After Kaiser died in 1967, the property was acquired by Monte and Alfred Goldman, renowned party-throwers and millionaire sons of an Oklahoma grocer who invented the shopping cart.
The estate changed hands again in 1988 when eccentric Japanese billionaire Genshiro Kawamoto bought it for $42.5 million, which at the time was described as the highest price paid for a private residence in America. What made Kawamoto’s purchase even more extraordinary was that the land still belonged to Bishop Estate.
Kawamoto talked about stately renovation plans but ended up giving the property back to Bishop Estate in 1994 after he bristled at the trust raising its land rent to $1 million a year. The trust also offered to sell the land to Kawamoto for $26 million, but he walked away instead.
After that, Bishop Estate struggled to sell the property during a depressed housing market.
CHAN AND her husband, Fred, set their sights on Kaiser’s former estate after earning a fortune in Silicon Valley’s semiconductor industry and deciding to make some real estate investments in Hawaii, where she was born and he attended college.
The couple bought a piece of the property — 2 acres containing the boathouse, harbor, a staff house and a greenhouse for $5 million in 1997 from Bishop Estate, which had divided the property into three “mini-estates” as a strategy to interest more buyers.
Three years later the Chans acquired an adjacent 3.5 acres containing the main house and pool for $9.6 million.

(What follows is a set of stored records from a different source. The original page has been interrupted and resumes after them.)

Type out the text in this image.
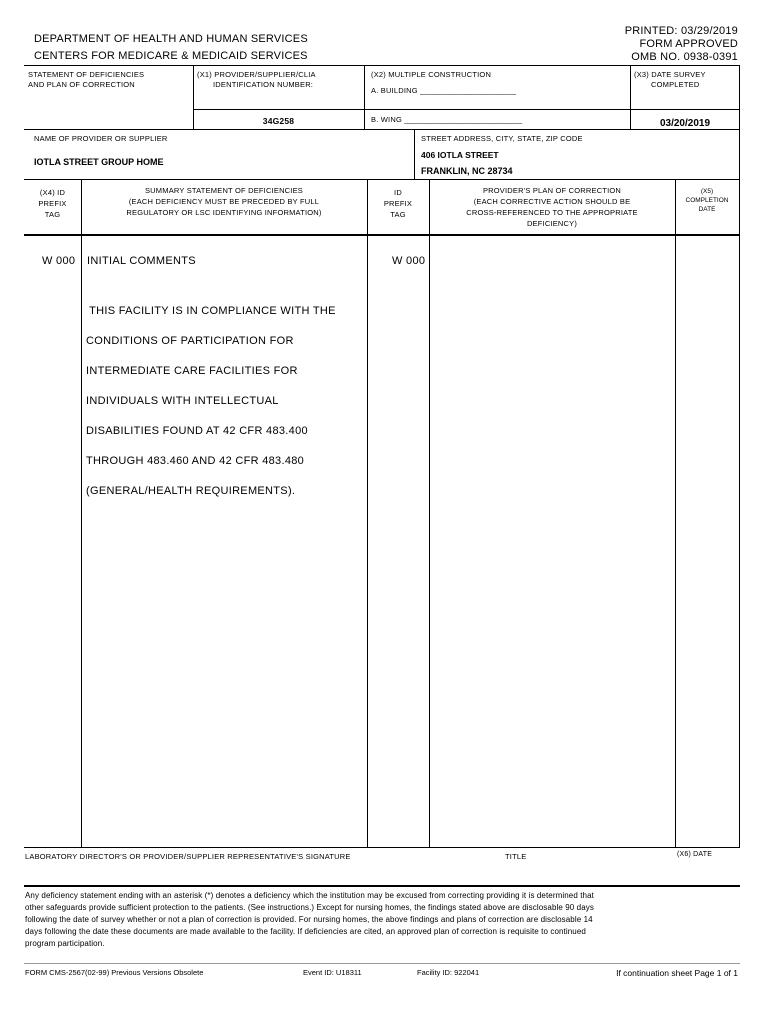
DEPARTMENT OF HEALTH AND HUMAN SERVICES
CENTERS FOR MEDICARE & MEDICAID SERVICES
PRINTED: 03/29/2019
FORM APPROVED
OMB NO. 0938-0391
STATEMENT OF DEFICIENCIES
AND PLAN OF CORRECTION
(X1) PROVIDER/SUPPLIER/CLIA
IDENTIFICATION NUMBER:
34G258
(X2) MULTIPLE CONSTRUCTION
A. BUILDING ______________________
B. WING ___________________________
(X3) DATE SURVEY
COMPLETED
03/20/2019
NAME OF PROVIDER OR SUPPLIER
IOTLA STREET GROUP HOME
STREET ADDRESS, CITY, STATE, ZIP CODE
406 IOTLA STREET
FRANKLIN, NC 28734
(X4) ID
PREFIX
TAG
SUMMARY STATEMENT OF DEFICIENCIES
(EACH DEFICIENCY MUST BE PRECEDED BY FULL
REGULATORY OR LSC IDENTIFYING INFORMATION)
ID
PREFIX
TAG
PROVIDER'S PLAN OF CORRECTION
(EACH CORRECTIVE ACTION SHOULD BE
CROSS-REFERENCED TO THE APPROPRIATE
DEFICIENCY)
(X5)
COMPLETION
DATE
W 000 INITIAL COMMENTS	W 000

THIS FACILITY IS IN COMPLIANCE WITH THE

CONDITIONS OF PARTICIPATION FOR

INTERMEDIATE CARE FACILITIES FOR

INDIVIDUALS WITH INTELLECTUAL

DISABILITIES FOUND AT 42 CFR 483.400

THROUGH 483.460 AND 42 CFR 483.480

(GENERAL/HEALTH REQUIREMENTS).

LABORATORY DIRECTOR'S OR PROVIDER/SUPPLIER REPRESENTATIVE'S SIGNATURE	TITLE	(X6) DATE
Any deficiency statement ending with an asterisk (*) denotes a deficiency which the institution may be excused from correcting providing it is determined that
other safeguards provide sufficient protection to the patients. (See instructions.) Except for nursing homes, the findings stated above are disclosable 90 days
following the date of survey whether or not a plan of correction is provided. For nursing homes, the above findings and plans of correction are disclosable 14
days following the date these documents are made available to the facility. If deficiencies are cited, an approved plan of correction is requisite to continued
program participation.
FORM CMS-2567(02-99) Previous Versions Obsolete	Event ID: U18311	Facility ID: 922041	If continuation sheet Page 1 of 1
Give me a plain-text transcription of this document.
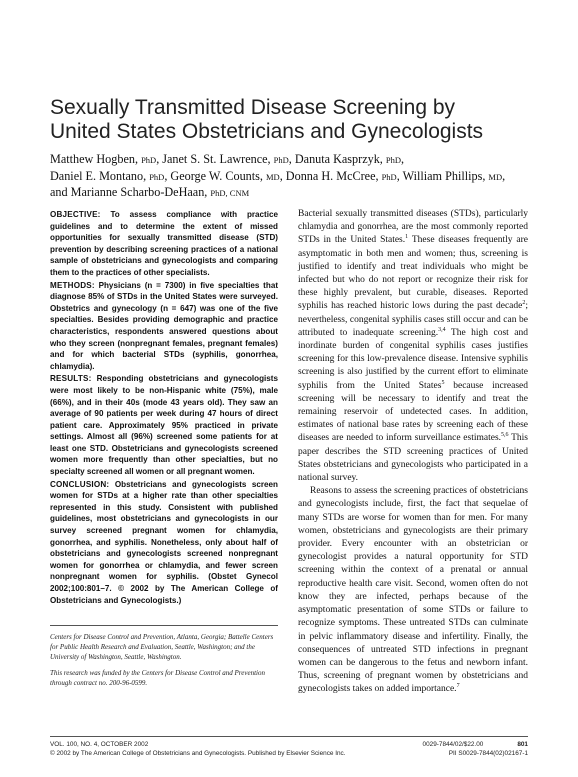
Sexually Transmitted Disease Screening by United States Obstetricians and Gynecologists
Matthew Hogben, PhD, Janet S. St. Lawrence, PhD, Danuta Kasprzyk, PhD,
Daniel E. Montano, PhD, George W. Counts, MD, Donna H. McCree, PhD, William Phillips, MD,
and Marianne Scharbo-DeHaan, PhD, CNM

OBJECTIVE: To assess compliance with practice guidelines and to determine the extent of missed opportunities for sexually transmitted disease (STD) prevention by describing screening practices of a national sample of obstetricians and gynecologists and comparing them to the practices of other specialists.

METHODS: Physicians (n = 7300) in five specialties that diagnose 85% of STDs in the United States were surveyed. Obstetrics and gynecology (n = 647) was one of the five specialties. Besides providing demographic and practice characteristics, respondents answered questions about who they screen (nonpregnant females, pregnant females) and for which bacterial STDs (syphilis, gonorrhea, chlamydia).

RESULTS: Responding obstetricians and gynecologists were most likely to be non-Hispanic white (75%), male (66%), and in their 40s (mode 43 years old). They saw an average of 90 patients per week during 47 hours of direct patient care. Approximately 95% practiced in private settings. Almost all (96%) screened some patients for at least one STD. Obstetricians and gynecologists screened women more frequently than other specialties, but no specialty screened all women or all pregnant women.

CONCLUSION: Obstetricians and gynecologists screen women for STDs at a higher rate than other specialties represented in this study. Consistent with published guidelines, most obstetricians and gynecologists in our survey screened pregnant women for chlamydia, gonorrhea, and syphilis. Nonetheless, only about half of obstetricians and gynecologists screened nonpregnant women for gonorrhea or chlamydia, and fewer screen nonpregnant women for syphilis. (Obstet Gynecol 2002;100:801–7. © 2002 by The American College of Obstetricians and Gynecologists.)

Centers for Disease Control and Prevention, Atlanta, Georgia; Battelle Centers for Public Health Research and Evaluation, Seattle, Washington; and the University of Washington, Seattle, Washington.

This research was funded by the Centers for Disease Control and Prevention through contract no. 200-96-0599.

Bacterial sexually transmitted diseases (STDs), particularly chlamydia and gonorrhea, are the most commonly reported STDs in the United States.$^1$ These diseases frequently are asymptomatic in both men and women; thus, screening is justified to identify and treat individuals who might be infected but who do not report or recognize their risk for these highly prevalent, but curable, diseases. Reported syphilis has reached historic lows during the past decade$^2$; nevertheless, congenital syphilis cases still occur and can be attributed to inadequate screening.$^{3,4}$ The high cost and inordinate burden of congenital syphilis cases justifies screening for this low-prevalence disease. Intensive syphilis screening is also justified by the current effort to eliminate syphilis from the United States$^5$ because increased screening will be necessary to identify and treat the remaining reservoir of undetected cases. In addition, estimates of national base rates by screening each of these diseases are needed to inform surveillance estimates.$^{5,6}$ This paper describes the STD screening practices of United States obstetricians and gynecologists who participated in a national survey.

Reasons to assess the screening practices of obstetricians and gynecologists include, first, the fact that sequelae of many STDs are worse for women than for men. For many women, obstetricians and gynecologists are their primary provider. Every encounter with an obstetrician or gynecologist provides a natural opportunity for STD screening within the context of a prenatal or annual reproductive health care visit. Second, women often do not know they are infected, perhaps because of the asymptomatic presentation of some STDs or failure to recognize symptoms. These untreated STDs can culminate in pelvic inflammatory disease and infertility. Finally, the consequences of untreated STD infections in pregnant women can be dangerous to the fetus and newborn infant. Thus, screening of pregnant women by obstetricians and gynecologists takes on added importance.$^7$

VOL. 100, NO. 4, OCTOBER 2002	0029-7844/02/$22.00	801
© 2002 by The American College of Obstetricians and Gynecologists. Published by Elsevier Science Inc.	PII S0029-7844(02)02167-1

The third piece, which contained Kaiser’s old guesthouse on 2 acres, was sold to another buyer, who built a new mansion on the site that was resold in 2007 for $15.9 million.
Though the Chans made their initial fortune from the audio chip firm ESS Technology, which Fred Chan co-founded, they have also made big real estate deals, such as developing the Moana Pacific twin condominium towers in Kakaako and building a roughly 25,000-square-foot mansion in Silicon Valley that they sold for $100 million in 2011, two years after it was completed.
The Chans attempted to sell their Portlock property in 2008 for an eye-popping $80 million just as the real estate market went into a downturn.
Like Bishop Estate, the Chans also were willing to sell what they owned in pieces — 1.9 acres with the main house for $28 million, a 1.6-acre landscaped lot with tennis courts for $18 million, and 2 acres with the boathouse and harbor for $34 million.
Now the middle piece with the tennis area is slated for the new mansion.
If the permit is approved, Mitchell has estimated that construction would last about 18 months.